2 thoughts on “Milo Yiannopoulos interviews Chuck Dixon

  1. As a gay man who has been reading your material for a while, I am sorry but I just wanted to say that my gayness is not a ‘lifestyle’ any more than straight people’s straightness is a ‘lifestyle’. His opinion is harmful and narrow-minded and I didn’t expect you to be supportive of individuals who make such harmful associations and misunderstanding sexuality as it is something inborn that a person can’t change as easily as a ‘lifestyle’. I’m really honestly very boggled that people could think of sexuality as an ‘alternative lifestyle’ as that has not been my experience of my gay sexuality. I’m not very supportive of Milo as he has said some shocking things about gay people(such as saying they shouldn’t be parents and that gay men should go back into the closet and get married to women and have children) and he actually thinks that if he could choose, he would not be gay(He has also made an attempt to be straight because he thought it would make him more oppressed, but it probably failed since he’s still gay). I can give you sources to all that I have claimed about him if you ask me. I understand that he supported gays after the Orlando shooting, but he seems to talk more about the horrors of Islam than focusing on the gay victims which I kind of expected, sadly as he is a alt right pundit. I honestly don’t understand how you don’t think Chuck Dixon’s opinions harm anyone. He is spreading a blatantly incorrect idea that gay people’s sexuality is a chosen lifestyle that shouldn’t be in children’s media, as if it is something abhorrent and deviant. Could you imagine how many people agree with him and will spread this message to their own children, their relatives and friends? I am anti-SJW and I don’t take sides but I believe LGBT rights and opportunities should not be a liberal or a conservative issue any more than it is a human rights issue. I say this because I am gay and I find the endless posturing and toeing the party line of both sides to be tiring and illogical when it comes to my right to be represented and to enjoy positive representation of people like me in media.

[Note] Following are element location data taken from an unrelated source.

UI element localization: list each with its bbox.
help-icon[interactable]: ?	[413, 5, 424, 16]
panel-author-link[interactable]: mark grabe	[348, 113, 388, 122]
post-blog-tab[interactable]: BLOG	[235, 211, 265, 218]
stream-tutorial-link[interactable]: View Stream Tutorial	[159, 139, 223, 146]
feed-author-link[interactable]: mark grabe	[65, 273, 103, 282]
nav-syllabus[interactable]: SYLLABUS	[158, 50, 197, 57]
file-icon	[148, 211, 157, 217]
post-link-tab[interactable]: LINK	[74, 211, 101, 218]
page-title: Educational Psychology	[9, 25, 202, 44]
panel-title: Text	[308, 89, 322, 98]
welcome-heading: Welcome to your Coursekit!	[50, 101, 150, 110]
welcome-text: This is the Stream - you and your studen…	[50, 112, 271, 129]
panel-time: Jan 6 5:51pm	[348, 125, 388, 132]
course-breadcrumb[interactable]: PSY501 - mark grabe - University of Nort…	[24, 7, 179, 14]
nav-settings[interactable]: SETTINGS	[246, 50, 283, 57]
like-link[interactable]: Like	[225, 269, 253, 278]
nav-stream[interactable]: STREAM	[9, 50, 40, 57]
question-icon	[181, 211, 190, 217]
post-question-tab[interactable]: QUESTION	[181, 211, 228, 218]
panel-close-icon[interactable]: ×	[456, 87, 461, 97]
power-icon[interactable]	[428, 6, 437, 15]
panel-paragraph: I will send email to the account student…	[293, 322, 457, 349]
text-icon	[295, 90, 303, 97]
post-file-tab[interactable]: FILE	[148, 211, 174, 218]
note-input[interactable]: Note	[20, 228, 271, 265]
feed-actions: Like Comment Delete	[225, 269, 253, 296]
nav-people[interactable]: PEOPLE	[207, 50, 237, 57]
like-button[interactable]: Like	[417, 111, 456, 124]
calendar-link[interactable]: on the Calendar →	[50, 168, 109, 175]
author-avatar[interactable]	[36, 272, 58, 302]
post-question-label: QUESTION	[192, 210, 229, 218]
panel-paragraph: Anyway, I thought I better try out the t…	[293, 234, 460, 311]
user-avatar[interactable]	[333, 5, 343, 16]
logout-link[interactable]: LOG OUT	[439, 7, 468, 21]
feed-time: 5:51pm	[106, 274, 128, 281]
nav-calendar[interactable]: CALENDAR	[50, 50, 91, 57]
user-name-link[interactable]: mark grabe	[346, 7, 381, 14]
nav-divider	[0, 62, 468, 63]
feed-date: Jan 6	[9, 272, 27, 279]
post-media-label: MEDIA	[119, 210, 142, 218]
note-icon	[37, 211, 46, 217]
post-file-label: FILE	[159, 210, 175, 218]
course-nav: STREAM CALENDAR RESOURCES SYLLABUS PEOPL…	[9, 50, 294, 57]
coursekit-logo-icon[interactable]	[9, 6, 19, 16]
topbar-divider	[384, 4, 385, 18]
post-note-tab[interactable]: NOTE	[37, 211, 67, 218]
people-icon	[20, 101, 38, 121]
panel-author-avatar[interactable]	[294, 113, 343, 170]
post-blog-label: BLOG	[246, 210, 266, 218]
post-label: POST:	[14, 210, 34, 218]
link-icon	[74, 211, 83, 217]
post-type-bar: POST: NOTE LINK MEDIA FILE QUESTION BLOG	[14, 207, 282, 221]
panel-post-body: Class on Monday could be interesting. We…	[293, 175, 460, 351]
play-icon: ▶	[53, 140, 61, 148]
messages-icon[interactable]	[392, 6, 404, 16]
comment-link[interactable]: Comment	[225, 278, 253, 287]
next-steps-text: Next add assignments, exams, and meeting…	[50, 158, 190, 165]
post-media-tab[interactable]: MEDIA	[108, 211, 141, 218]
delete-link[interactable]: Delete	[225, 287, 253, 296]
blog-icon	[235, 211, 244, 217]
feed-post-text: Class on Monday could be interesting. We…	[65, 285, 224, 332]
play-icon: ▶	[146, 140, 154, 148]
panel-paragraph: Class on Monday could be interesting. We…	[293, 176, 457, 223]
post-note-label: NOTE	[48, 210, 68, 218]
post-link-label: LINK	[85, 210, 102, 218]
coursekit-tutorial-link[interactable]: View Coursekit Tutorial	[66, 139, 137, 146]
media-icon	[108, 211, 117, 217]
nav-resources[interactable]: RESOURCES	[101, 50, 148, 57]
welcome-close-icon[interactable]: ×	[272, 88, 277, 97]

  2. Conchpearls1, I do not agree with Milo on every issue, however, I do think he makes valid points regarding some aspects of the modern gay community. While one’s sexuality may be biological, how one expresses this is indeed a lifestyle choice. Nothing about a man being attracted to other men requires him to speak in a high-pitched voice or wear Gucci. That is a performance, a choice of expression, in the same way that a man being “macho” is a choice.

    I do disagree with his position on gay parents and marriage, however, I am not sure how much of that he actually believes and how much of it he says to be provocative. He does have a point about gay men’s intelligence and that by virtue of our society allowing these men to have exclusively homosexual relationships where they are less likely to pass on their genes, we are effectively losing those potential aspects of intelligence and creativity. I doubt it is a dire as Milo claims, yet it is a valid point.

    As for Chuck Dixon, his views are his own. I do not agree that homosexuality should never be depicted in children’s media, although I do agree with him about the pushing of an agenda. The depictions are typically done to normalize homosexuality, not show that there are people who are gay. The latter is a statement of reality, while the former tries to teach a specific view. I have no problem with the latter, no matter how campy or ridiculous. I do not like the former, as it reduces gay people to a talking point, and actually strips them of their humanity.